Grace College biology and chemistry student Austin Bowell, of Warsaw, has partnered with Grace College Professor of Chemistry Dr. Andrew Zhou to research alternative electrode materials for safer lithium-ion batteries (LIBs) at a lower cost this summer. Photo Provided.
Grace College biology and chemistry student Austin Bowell, of Warsaw, has partnered with Grace College Professor of Chemistry Dr. Andrew Zhou to research alternative electrode materials for safer lithium-ion batteries (LIBs) at a lower cost this summer. Photo Provided.
WINONA LAKE — Grace College biology and chemistry student Austin Bowell, Warsaw, has partnered with chemistry professor Dr. Andrew Zhou to research alternative electrode materials for safer lithium-ion batteries (LIBs) at a lower cost this summer.  

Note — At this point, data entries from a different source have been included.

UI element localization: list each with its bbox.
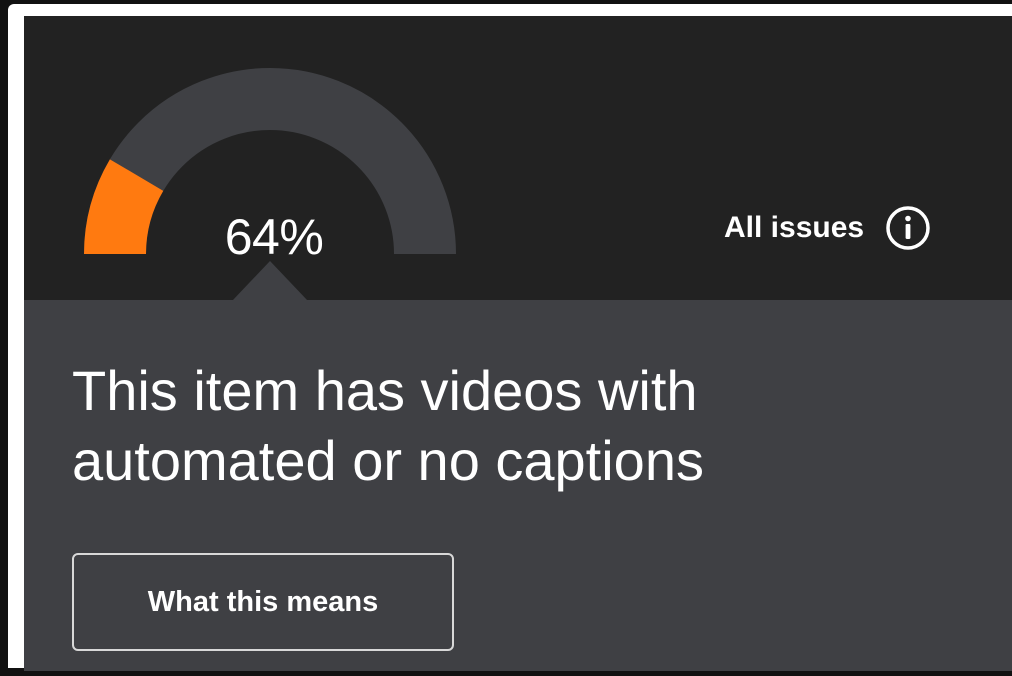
- all-issues-link[interactable]: All issues: [724, 204, 932, 252]
- score-header: 64% All issues: [24, 16, 1012, 301]
- card-frame: 64% All issues This item has videos with…: [8, 4, 1012, 671]
- issue-message: This item has videos with automated or n…: [72, 356, 972, 496]
- issue-message-line-1: This item has videos with: [72, 359, 698, 422]
- info-circle-icon[interactable]: [884, 204, 932, 252]
- gauge-fill: [84, 159, 164, 255]
- what-this-means-button[interactable]: What this means: [72, 553, 454, 651]
- all-issues-label: All issues: [724, 211, 865, 244]
- score-percentage: 64%: [224, 209, 324, 265]
- accessibility-score-panel: 64% All issues This item has videos with…: [24, 16, 1012, 671]
- callout-pointer: [232, 261, 308, 301]
- issue-message-line-2: automated or no captions: [72, 429, 704, 492]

The co-curricular project was initiated by Bowell, who has set her sights on medical school, stated a news release from Grace College. The pair meet every Monday and Friday in the newly renovated chemistry lab in the Grace College Dane A. Miller Science Complex.

“It’s not every day that a student takes it upon themselves to initiate a learning experience that does not earn them any credit,” said Zhou. “It’s evident that Austin has a passion for thoughtful scholarship and a genuine desire to prepare for her career.”

As Bowell wrapped up her sophomore year, she began brainstorming how she could bolster her research experience and gain exposure to the world of academic publishing. She knew that having independent research experience would prepare her for graduate school and give her a competitive edge. Bowell approached Zhou about helping her reach her goal.

“I knew that Dr. Zhou had more than 20 years of experience with research and about 10 years of experience specifically with batteries. I figured that this could be an opportunity to learn from his expertise,” said Bowell.

Since May, Bowell and Zhou have been researching copper-based battery electrode materials to develop aqueous LIBs which can help lower the cost. While natural reserves of cobalt, manganese and iron keep decreasing, the demand for LIBs continues to increase.

This research is also very important for solving safety problems, such as Teslas catching on fire as seen in the news, because the widely used flammable organic solvents are replaced by non-flammable water in aqueous LIBs. Furthermore, they are specifically evaluating how a state-of-the-art technique called atomic layer coating (available via collaboration) can increase battery efficiency.

“Battery chemistry is a very, very tricky yet interesting thing,” said Zhou. “This research is so important because it is exceedingly relevant. Everything uses batteries.”

Through Bowell’s hands-on experience, she has found that the research process is not always easy, stated the release.

“There has been so much work that has gone into developing precise fabrication and testing methods to ensure accurate results. Not only have we been conducting the research, but also building many of the devices we are using from scratch such as the electrode testing cell,” said Bowell. “One of my biggest takeaways from the research thus far is the importance of using best practices to make sure the research is done with quality and excellence.”

Zhou and Bowell plan to continue their research through the school year. The research will all be compiled, analyzed and then submitted to several state and national conferences including the Indiana Academy of Science.

In addition to the research project, Bowell is working at Kosciusko Community Hospital as a patient care technician in the ICU this summer.

“It’s about curiosity. It’s about problem-solving. At the end of the day, the process is so much more important than the paper,” said Zhou. “Austin has a genuine curiosity and desire to learn. This will serve her well in her journey to graduate school and beyond.”